— Você deve partir sem que ninguém saiba, e logo — disse Savos.

Três semanas haviam passado, e nada de Ralof se aprontar para ir.

— Eu sei, mas as duas coisas são difíceis — objetou ele. — Se eu simplesmente desaparecer novamente, como fiz antes, essa história nunca estará encerrada em Riverwood.

— É claro que você não deve desaparecer! — disse Savos. — De nada adiantaria! Eu disse logo, não instantaneamente. Se puder pensar num modo de escapar de Riverwood sem que todo mundo fique sabendo, vale a pena esperar um pouco. Mas você não deve demorar demais.

— Que tal no outono, ou depois do meu aniversário? — perguntou Ralof. — Acho que provavelmente até lá posso organizar alguma coisa.

Para falar a verdade, Ralof relutava em partir, agora que o momento chegara. Riverwood parecia uma residência muito mais desejável do que fora por muitos anos, e ele desejava aproveitar ao máximo o seu último verão no Condado. Sabia que, quando o outono chegasse, pelo menos uma parte de seu coração consideraria com mais carinho a idéia de viajar, como sempre acontecia nessa estação. Na realidade, decidira ir em seu trigésimo aniversário. Esse parecia, de alguma forma, ser o dia adequado para partir e segui-lo. A possibilidade de voltar à Windhelm predominava em sua mente, sendo a única coisa que tornava suportável a idéia de ir embora. Pensava o minimo possível no dragão e a que lugares este poderia acabar por levá-lo. Mas não revelava todos os seus pensamentos a Savos. O que o mago adivinhava era difícil dizer.

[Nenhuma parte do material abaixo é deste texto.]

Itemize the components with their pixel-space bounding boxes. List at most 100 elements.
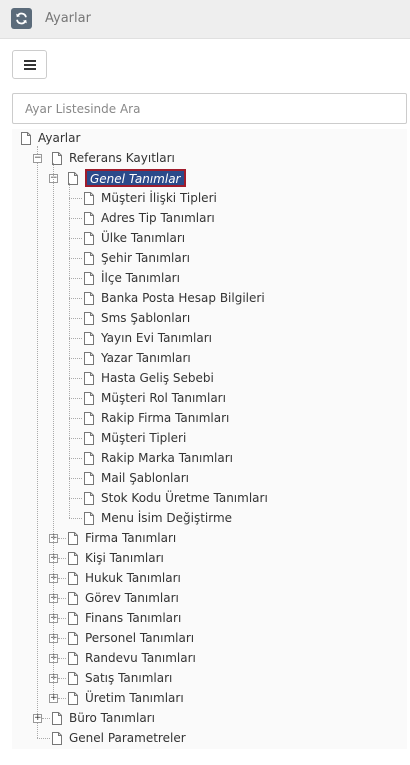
tree-node-buro[interactable]: Büro Tanımları — [52, 709, 155, 727]
tree-node-label: Sms Şablonları — [101, 311, 191, 325]
tree-node-label: Büro Tanımları — [69, 711, 155, 725]
tree-connector-line — [58, 538, 66, 539]
tree-connector-line — [69, 338, 82, 339]
tree-node-genel-child[interactable]: Stok Kodu Üretme Tanımları — [84, 489, 268, 507]
tree-node-genel-child[interactable]: Adres Tip Tanımları — [84, 209, 215, 227]
tree-node-label: Şehir Tanımları — [101, 251, 190, 265]
file-icon — [68, 591, 78, 605]
file-icon — [68, 671, 78, 685]
tree-connector-line — [69, 198, 82, 199]
tree-node-genel-child[interactable]: Müşteri Rol Tanımları — [84, 389, 226, 407]
tree-connector-line — [69, 258, 82, 259]
tree-node-genel-child[interactable]: Müşteri Tipleri — [84, 429, 186, 447]
tree-node-label: Personel Tanımları — [85, 631, 195, 645]
tree-connector-line — [42, 718, 50, 719]
tree-node-label: Mail Şablonları — [101, 471, 190, 485]
tree-node-genel-child[interactable]: Ülke Tanımları — [84, 229, 185, 247]
tree-node-label: Satış Tanımları — [85, 671, 173, 685]
tree-node-referans-group[interactable]: Kişi Tanımları — [68, 549, 164, 567]
tree-connector-line — [58, 678, 66, 679]
file-icon — [84, 251, 94, 265]
tree-connector-line — [69, 318, 82, 319]
search-input[interactable] — [12, 93, 407, 124]
header-bar: Ayarlar — [0, 0, 410, 38]
file-icon — [84, 491, 94, 505]
tree-connector-line — [53, 163, 54, 694]
tree-node-genel-child[interactable]: Yazar Tanımları — [84, 349, 191, 367]
file-icon — [84, 331, 94, 345]
file-icon — [84, 371, 94, 385]
toggle-buro[interactable]: + — [33, 714, 42, 723]
tree-node-genel-child[interactable]: Menu İsim Değiştirme — [84, 509, 232, 527]
file-icon — [68, 631, 78, 645]
tree-node-genel-child[interactable]: Hasta Geliş Sebebi — [84, 369, 214, 387]
tree-node-referans-group[interactable]: Üretim Tanımları — [68, 689, 184, 707]
tree-node-ayarlar[interactable]: Ayarlar — [21, 129, 80, 147]
file-icon — [68, 571, 78, 585]
tree-connector-line — [37, 723, 38, 738]
tree-connector-line — [69, 458, 82, 459]
tree-node-genel-child[interactable]: Şehir Tanımları — [84, 249, 190, 267]
tree-connector-line — [58, 618, 66, 619]
tree-node-label: Ülke Tanımları — [101, 231, 186, 245]
tree-node-label: İlçe Tanımları — [101, 271, 180, 285]
tree-connector-line — [58, 658, 66, 659]
tree-node-genel-child[interactable]: Rakip Firma Tanımları — [84, 409, 229, 427]
file-icon — [84, 391, 94, 405]
tree-node-label: Hukuk Tanımları — [85, 571, 181, 585]
tree-node-genel-child[interactable]: İlçe Tanımları — [84, 269, 180, 287]
tree-node-genel-child[interactable]: Banka Posta Hesap Bilgileri — [84, 289, 265, 307]
tree-connector-line — [37, 738, 50, 739]
tree-node-genel-child[interactable]: Yayın Evi Tanımları — [84, 329, 212, 347]
refresh-icon — [16, 12, 27, 25]
file-icon — [84, 511, 94, 525]
tree-node-label: Referans Kayıtları — [69, 151, 175, 165]
file-icon — [84, 291, 94, 305]
tree-node-referans[interactable]: Referans Kayıtları — [52, 149, 175, 167]
tree-connector-line — [69, 378, 82, 379]
tree-connector-line — [69, 438, 82, 439]
page-title: Ayarlar — [45, 11, 91, 26]
toggle-referans[interactable]: − — [33, 154, 42, 163]
tree-node-label: Ayarlar — [38, 131, 81, 145]
file-icon — [84, 471, 94, 485]
file-icon — [68, 551, 78, 565]
tree-connector-line — [69, 238, 82, 239]
tree-node-label: Menu İsim Değiştirme — [101, 511, 233, 525]
tree-node-genel-child[interactable]: Rakip Marka Tanımları — [84, 449, 233, 467]
tree-connector-line — [37, 146, 38, 154]
tree-node-label: Adres Tip Tanımları — [101, 211, 215, 225]
tree-node-genel-parametreler[interactable]: Genel Parametreler — [52, 729, 186, 747]
tree-connector-line — [69, 218, 82, 219]
tree-node-referans-group[interactable]: Finans Tanımları — [68, 609, 181, 627]
tree-node-genel-child[interactable]: Mail Şablonları — [84, 469, 189, 487]
refresh-button[interactable] — [11, 8, 32, 29]
file-icon — [84, 271, 94, 285]
tree-node-referans-group[interactable]: Görev Tanımları — [68, 589, 179, 607]
tree-node-genel-child[interactable]: Sms Şablonları — [84, 309, 190, 327]
tree-connector-line — [69, 183, 70, 518]
tree-node-genel-child[interactable]: Müşteri İlişki Tipleri — [84, 189, 217, 207]
tree-node-referans-group[interactable]: Firma Tanımları — [68, 529, 176, 547]
file-icon — [84, 431, 94, 445]
file-icon — [52, 711, 62, 725]
file-icon — [84, 451, 94, 465]
tree-node-referans-group[interactable]: Personel Tanımları — [68, 629, 194, 647]
file-icon — [84, 411, 94, 425]
tree-node-referans-group[interactable]: Satış Tanımları — [68, 669, 172, 687]
tree-node-label: Randevu Tanımları — [85, 651, 196, 665]
tree-node-referans-group[interactable]: Randevu Tanımları — [68, 649, 196, 667]
tree-node-genel-tanimlar[interactable]: Genel Tanımlar — [68, 169, 186, 187]
tree-node-label: Firma Tanımları — [85, 531, 177, 545]
tree-node-label: Finans Tanımları — [85, 611, 182, 625]
file-icon — [52, 731, 62, 745]
file-icon — [68, 611, 78, 625]
toggle-referans-group[interactable]: + — [49, 694, 58, 703]
tree-node-referans-group[interactable]: Hukuk Tanımları — [68, 569, 181, 587]
tree-connector-line — [69, 358, 82, 359]
menu-button[interactable] — [12, 50, 47, 79]
tree-node-label: Rakip Marka Tanımları — [101, 451, 233, 465]
tree-connector-line — [69, 498, 82, 499]
tree-connector-line — [37, 163, 38, 714]
file-icon — [84, 191, 94, 205]
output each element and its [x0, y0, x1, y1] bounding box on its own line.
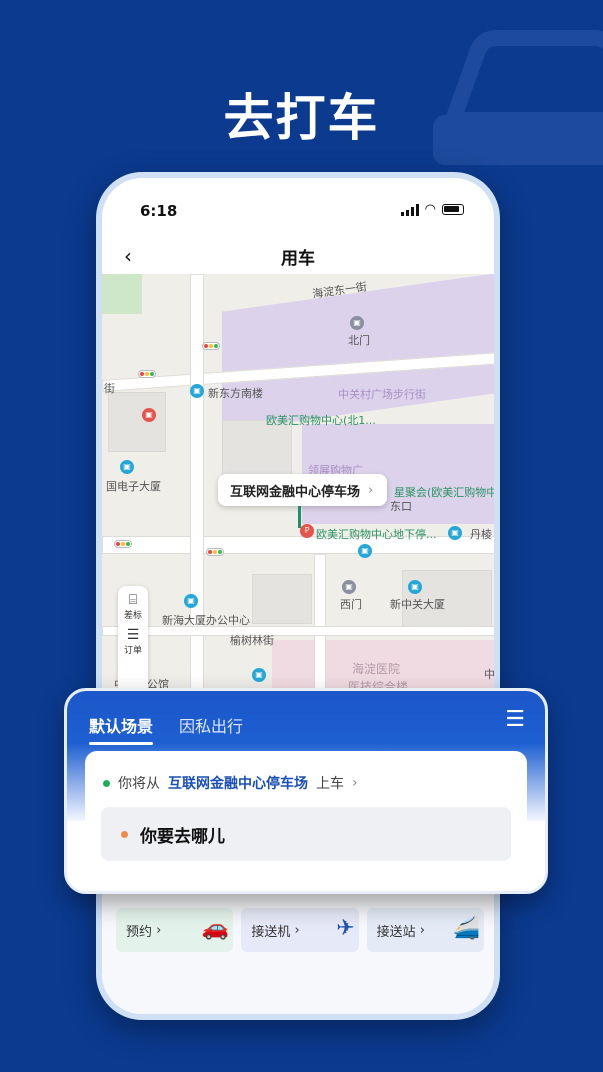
map-label: 欧美汇购物中心(北1...: [266, 414, 376, 427]
pickup-prefix: 你将从: [118, 776, 160, 792]
page-title: 用车: [281, 249, 315, 269]
map-label: 榆树林街: [230, 634, 274, 647]
order-icon: ☰: [126, 627, 140, 643]
traffic-light-icon: [206, 548, 224, 556]
map-label: 新东方南楼: [208, 387, 263, 400]
quick-actions: 预约 › 🚗 接送机 › ✈ 接送站 › 🚄: [116, 908, 484, 952]
traffic-light-icon: [114, 540, 132, 548]
traffic-light-icon: [138, 370, 156, 378]
address-card: 你将从 互联网金融中心停车场 上车 › 你要去哪儿: [85, 751, 527, 879]
orders-button[interactable]: ☰ 订单: [124, 627, 142, 656]
pickup-pin-icon: [298, 506, 301, 528]
building-poi-icon: ▣: [190, 384, 204, 398]
map-view[interactable]: 海淀东一街 ▣ 北门 中关村广场步行街 ▣ 新东方南楼 街 ▣ 欧美汇购物中心(…: [102, 274, 494, 704]
map-side-toolbar: ⌸ 差标 ☰ 订单: [118, 586, 148, 698]
destination-input[interactable]: 你要去哪儿: [101, 807, 511, 861]
map-label: 新海大厦办公中心: [162, 614, 250, 627]
tab-personal-trip[interactable]: 因私出行: [179, 713, 243, 737]
gate-poi-icon: ▣: [342, 580, 356, 594]
page-headline: 去打车: [223, 89, 380, 147]
transit-poi-icon: ▣: [142, 408, 156, 422]
pickup-row[interactable]: 你将从 互联网金融中心停车场 上车 ›: [103, 773, 358, 793]
map-label: 新中关大厦: [390, 598, 445, 611]
station-transfer-button[interactable]: 接送站 › 🚄: [366, 908, 484, 952]
map-label: 东口: [390, 500, 412, 513]
pickup-location-label: 互联网金融中心停车场: [230, 484, 361, 500]
building-poi-icon: ▣: [252, 668, 266, 682]
tool-label: 订单: [123, 646, 142, 656]
menu-icon[interactable]: ☰: [505, 707, 525, 732]
parking-poi-icon: P: [300, 524, 314, 538]
airport-transfer-label: 接送机: [251, 924, 291, 940]
map-label: 中: [484, 668, 494, 681]
travel-standard-button[interactable]: ⌸ 差标: [124, 592, 142, 621]
briefcase-icon: ⌸: [128, 592, 138, 608]
car-icon: 🚗: [201, 916, 230, 941]
traffic-light-icon: [202, 342, 220, 350]
status-time: 6:18: [140, 202, 178, 220]
building-poi-icon: ▣: [184, 594, 198, 608]
pickup-location-bubble[interactable]: 互联网金融中心停车场 ›: [218, 474, 388, 506]
nav-bar: ‹ 用车: [102, 236, 494, 276]
bus-poi-icon: ▣: [448, 526, 462, 540]
tool-label: 差标: [123, 611, 142, 621]
train-icon: 🚄: [452, 916, 480, 941]
map-label: 中关村广场步行街: [338, 388, 426, 401]
building-poi-icon: ▣: [408, 580, 422, 594]
reserve-label: 预约: [126, 924, 153, 940]
airport-transfer-button[interactable]: 接送机 › ✈: [241, 908, 359, 952]
station-transfer-label: 接送站: [376, 924, 416, 940]
chevron-right-icon: ›: [368, 482, 374, 498]
pickup-place: 互联网金融中心停车场: [168, 776, 308, 792]
wifi-icon: ◠: [424, 202, 436, 217]
status-bar: 6:18 ◠: [102, 178, 494, 240]
bus-poi-icon: ▣: [358, 544, 372, 558]
map-label: 海淀医院: [352, 662, 401, 676]
gate-poi-icon: ▣: [350, 316, 364, 330]
map-label: 丹棱: [470, 528, 492, 541]
pickup-dot-icon: [103, 779, 110, 787]
signal-icon: [400, 203, 419, 216]
tab-default-scene[interactable]: 默认场景: [89, 713, 154, 745]
map-label: 国电子大厦: [106, 480, 161, 493]
map-label: 西门: [340, 598, 362, 611]
ride-request-panel: 默认场景 因私出行 ☰ 你将从 互联网金融中心停车场 上车 › 你要去哪儿: [64, 688, 548, 894]
chevron-right-icon: ›: [352, 775, 358, 791]
building-poi-icon: ▣: [120, 460, 134, 474]
map-label: 欧美汇购物中心地下停...: [316, 528, 437, 541]
battery-icon: [442, 204, 464, 215]
reserve-button[interactable]: 预约 › 🚗: [116, 908, 234, 952]
map-label: 街: [104, 382, 115, 395]
pickup-suffix: 上车: [316, 776, 344, 792]
map-label: 北门: [348, 334, 370, 347]
airplane-icon: ✈: [336, 916, 355, 941]
destination-dot-icon: [121, 830, 128, 838]
destination-placeholder: 你要去哪儿: [140, 826, 225, 847]
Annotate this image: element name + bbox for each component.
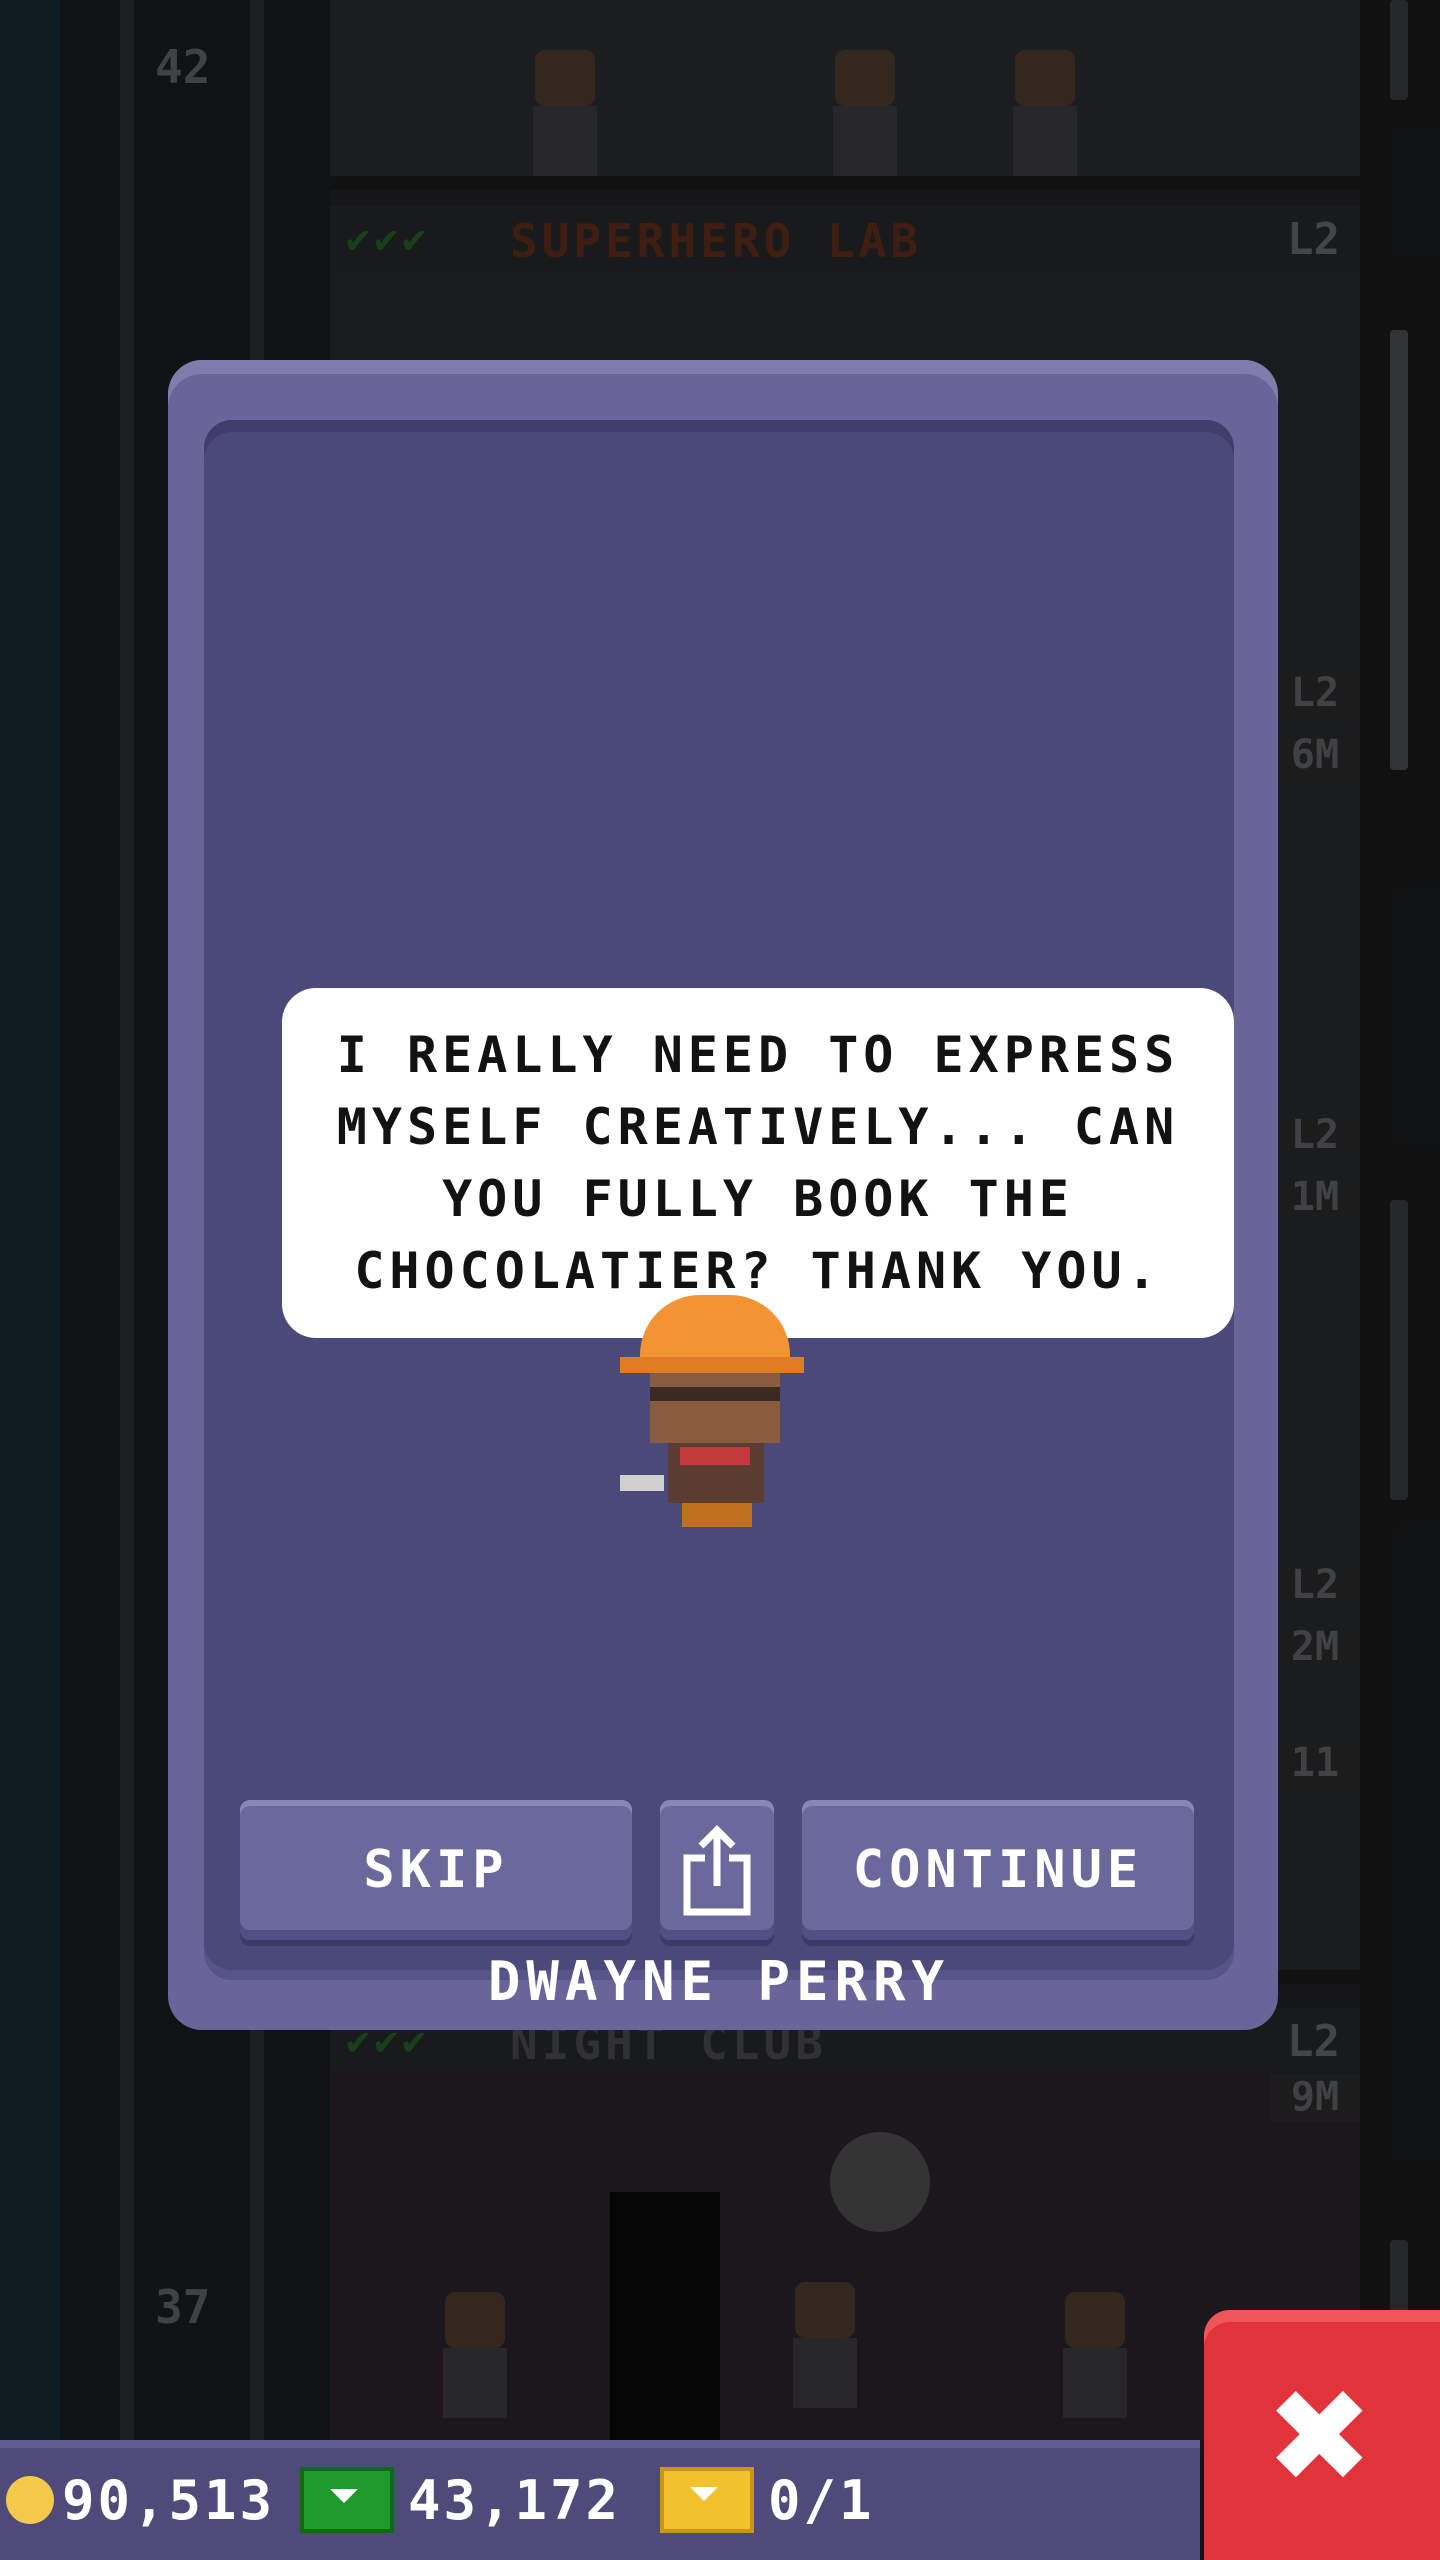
character-avatar	[620, 1295, 810, 1535]
dialog-panel: I REALLY NEED TO EXPRESS MYSELF CREATIVE…	[204, 420, 1234, 2013]
bux-counter[interactable]: 43,172	[300, 2464, 621, 2536]
coin-icon	[6, 2476, 54, 2524]
share-icon	[683, 1825, 751, 1916]
close-icon: ✖	[1270, 2336, 1374, 2534]
coins-counter[interactable]: 90,513	[6, 2464, 275, 2536]
bux-value: 43,172	[408, 2468, 622, 2532]
tickets-counter[interactable]: 0/1	[660, 2464, 875, 2536]
currency-bar: 90,513 43,172 0/1	[0, 2440, 1200, 2560]
share-button[interactable]	[660, 1800, 774, 1940]
coins-value: 90,513	[62, 2468, 276, 2532]
ticket-icon	[660, 2467, 754, 2533]
speech-bubble: I REALLY NEED TO EXPRESS MYSELF CREATIVE…	[282, 988, 1234, 1338]
tickets-value: 0/1	[768, 2468, 875, 2532]
continue-button[interactable]: CONTINUE	[802, 1800, 1194, 1940]
close-button[interactable]: ✖	[1204, 2310, 1440, 2560]
hard-hat-icon	[640, 1295, 790, 1365]
wrench-icon	[620, 1475, 664, 1491]
dialog-frame: I REALLY NEED TO EXPRESS MYSELF CREATIVE…	[168, 360, 1278, 2030]
bux-icon	[300, 2467, 394, 2533]
character-name: DWAYNE PERRY	[487, 1950, 951, 2013]
dialog-message: I REALLY NEED TO EXPRESS MYSELF CREATIVE…	[336, 1026, 1180, 1300]
skip-button[interactable]: SKIP	[240, 1800, 632, 1940]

Savos olhou Ralof e sorriu.

— Muito bem — disse ele. — Acho que assim está bom, mas não pode ser nem um pouco depois. Estou ficando muito ansioso. Enquanto isso se cuide, e não dê qualquer pista do seu destino! E cuide para que você não fale nada. Se você der com a língua nos dentes, vou realmente transformá-lo num sapo.

— Quanto ao meu destino — disse Ralof —, seria difícil eu me trair e revelá-lo a alguém, pois não tenho ainda uma idéia clara.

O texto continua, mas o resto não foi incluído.